35% - Moliere's The Hypochondriac -Sussex Uni. The selfish hypocondriac father wants his daughter to marry a doctor's son so he can have a doctor in the family. The kind servant helps the daughter to prove how evil the boys father, and the man's wife are - quiet a weak production apart from a couple of actors
??? I went to see something else, but I forgot what

Mon -


60% - Theatre in the Pound from London's Cockpit Theatre - the idea is that you can see 10 minute excerpts from 5-6 productions. Good idea
70% - The Hamlet Project - Drama Centre London Company - Normally Hamlet is complex as he spends a lot of time talking to himself , but they used 2 actors on stage together to represent the one character (I would have one dressed in white and the other in black to differentiate between the two.
I met up with Rada Demian's flatmate.

40% - THREEAM Delusions - Frank Roberts - He just tells the story of his temporary job as a porter in a Sydney Motel - Not much of a show really : not terrible, but not really interesting.

40% - Midnight Carousel - I gatecrashed this cabaret show hosted by Dusty limits. OK if you like that kind of stuff..nowhere as good as shows in the 1980s ..marred by the audience shouting all the way through

Tues -


20% - Socrates - The Last Days and Legacy by the Radical Enlightenmentarians : Quite correctly they show Socrates as the founder of logical thinking, and how important logical thinking is. Bizarrely this Christian drama company try to say that's why all religions must come together..they bring Muslims into the play etc. which is bizarre cos surely Socrates argued logically about religion and was an atheist ! ..quote on democracy - "better to be governed by one wise man than 1000 fools"

Just got around to reading the festival guide properly a week after the festival has finished ..wished I had seen Farenheit 451 , and the Libertine


At Demian's House - Tues Demian who I had met up with in NZ lives in Edinburgh, but he had been away in Bristol at a family wedding
- On Tuesday it was good to meet up with him again.


Tues - Having Dinner with Demians mother and grandfather


biggest biggest

Wed - The Crags and Arthur's Seat Demian knows lots of people , we went around to Naomi's and the French girls for Dinner



Thu - went to see a theatre talk at the Royal Museum (quiet boring), then went on a tour of the Museum, not so interesting.

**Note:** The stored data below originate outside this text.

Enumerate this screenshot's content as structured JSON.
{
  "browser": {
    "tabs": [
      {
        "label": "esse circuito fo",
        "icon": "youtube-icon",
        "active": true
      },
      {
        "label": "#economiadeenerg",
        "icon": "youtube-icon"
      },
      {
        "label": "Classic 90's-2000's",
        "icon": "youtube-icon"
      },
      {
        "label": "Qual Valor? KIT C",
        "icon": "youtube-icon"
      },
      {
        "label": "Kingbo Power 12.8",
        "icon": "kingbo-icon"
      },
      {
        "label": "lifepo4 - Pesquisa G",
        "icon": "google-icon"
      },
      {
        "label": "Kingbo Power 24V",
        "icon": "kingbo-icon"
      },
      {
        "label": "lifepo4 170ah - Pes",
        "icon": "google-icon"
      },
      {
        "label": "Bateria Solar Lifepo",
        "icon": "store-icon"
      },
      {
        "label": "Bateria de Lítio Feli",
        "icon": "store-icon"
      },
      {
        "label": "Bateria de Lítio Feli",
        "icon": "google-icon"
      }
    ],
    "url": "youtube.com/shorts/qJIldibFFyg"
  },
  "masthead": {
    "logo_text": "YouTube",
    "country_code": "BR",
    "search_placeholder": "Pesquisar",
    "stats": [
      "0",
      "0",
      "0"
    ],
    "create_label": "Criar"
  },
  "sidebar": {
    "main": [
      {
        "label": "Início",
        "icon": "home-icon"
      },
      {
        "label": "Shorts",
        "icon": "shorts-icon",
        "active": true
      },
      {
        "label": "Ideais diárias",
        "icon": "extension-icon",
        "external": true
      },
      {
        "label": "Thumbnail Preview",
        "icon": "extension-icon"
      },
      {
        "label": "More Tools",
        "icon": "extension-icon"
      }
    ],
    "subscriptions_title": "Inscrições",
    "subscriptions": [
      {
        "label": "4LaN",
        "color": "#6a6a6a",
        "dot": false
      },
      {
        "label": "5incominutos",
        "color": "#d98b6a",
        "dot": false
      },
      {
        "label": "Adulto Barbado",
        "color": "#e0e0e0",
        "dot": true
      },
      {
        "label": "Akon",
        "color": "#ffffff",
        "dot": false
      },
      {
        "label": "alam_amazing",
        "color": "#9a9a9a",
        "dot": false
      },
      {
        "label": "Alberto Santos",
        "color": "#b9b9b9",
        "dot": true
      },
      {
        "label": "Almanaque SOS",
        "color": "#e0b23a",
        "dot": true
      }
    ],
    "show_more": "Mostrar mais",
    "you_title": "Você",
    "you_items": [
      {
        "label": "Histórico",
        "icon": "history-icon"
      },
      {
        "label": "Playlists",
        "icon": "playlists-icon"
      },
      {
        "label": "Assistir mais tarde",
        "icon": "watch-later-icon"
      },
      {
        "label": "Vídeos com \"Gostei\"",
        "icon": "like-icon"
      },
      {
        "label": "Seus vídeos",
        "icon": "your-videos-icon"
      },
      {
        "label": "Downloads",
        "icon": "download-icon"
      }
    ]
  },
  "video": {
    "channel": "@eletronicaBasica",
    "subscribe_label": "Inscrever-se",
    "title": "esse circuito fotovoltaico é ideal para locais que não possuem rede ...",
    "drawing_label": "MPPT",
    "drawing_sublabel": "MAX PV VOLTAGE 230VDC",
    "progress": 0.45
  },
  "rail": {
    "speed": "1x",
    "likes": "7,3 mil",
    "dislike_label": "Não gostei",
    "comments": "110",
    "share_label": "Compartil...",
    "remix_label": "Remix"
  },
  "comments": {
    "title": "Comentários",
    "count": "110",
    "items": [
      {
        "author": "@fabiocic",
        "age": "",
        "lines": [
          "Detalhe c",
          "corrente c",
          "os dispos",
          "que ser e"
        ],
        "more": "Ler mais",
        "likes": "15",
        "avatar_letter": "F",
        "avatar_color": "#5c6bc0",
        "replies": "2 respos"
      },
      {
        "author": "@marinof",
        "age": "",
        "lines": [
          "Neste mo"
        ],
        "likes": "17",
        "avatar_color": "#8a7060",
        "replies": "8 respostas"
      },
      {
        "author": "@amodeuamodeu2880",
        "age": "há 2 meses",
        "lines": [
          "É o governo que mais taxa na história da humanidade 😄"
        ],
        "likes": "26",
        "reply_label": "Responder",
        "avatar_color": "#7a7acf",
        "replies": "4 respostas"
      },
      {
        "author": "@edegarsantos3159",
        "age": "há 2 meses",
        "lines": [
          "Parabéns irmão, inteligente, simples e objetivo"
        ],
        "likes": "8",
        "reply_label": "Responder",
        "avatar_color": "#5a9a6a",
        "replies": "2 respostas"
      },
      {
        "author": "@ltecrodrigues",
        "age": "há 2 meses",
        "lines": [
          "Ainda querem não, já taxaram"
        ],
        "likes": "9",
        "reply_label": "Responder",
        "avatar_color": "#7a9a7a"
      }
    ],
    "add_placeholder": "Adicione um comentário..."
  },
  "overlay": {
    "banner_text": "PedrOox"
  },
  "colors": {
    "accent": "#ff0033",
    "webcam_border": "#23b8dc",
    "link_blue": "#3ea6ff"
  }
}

Went down to Leith to see the Royal Yacht Britannia, but you can't see it for free cos they built a shopping centre in front of it. And then Demian's sisters birthday in the pub.

Fri - set off to hitch south - took the bus to Dalkeith ..through Jedburgh and desolate moors and made almost as far as York.
Decided to have a look around York instead of rushing home. Convent museum and rain. The National Railway Museum was free. There didn't seem to be any interesting events, but maybe I should have stayed at the hostel to meet some people. I hitched thro Selby, difficult cos the town was full of police chasing enviromental protesters. Eventually I was incredibly lucky getting a van going the 25 miles to excatly the motorway junction I needed.

I see it's the festival of science week in Norwich, but I got to see about it cos the media seems to have got into A Princess Diana's Death type Hysteria about the possibility of Tony Blair resigning within the next year.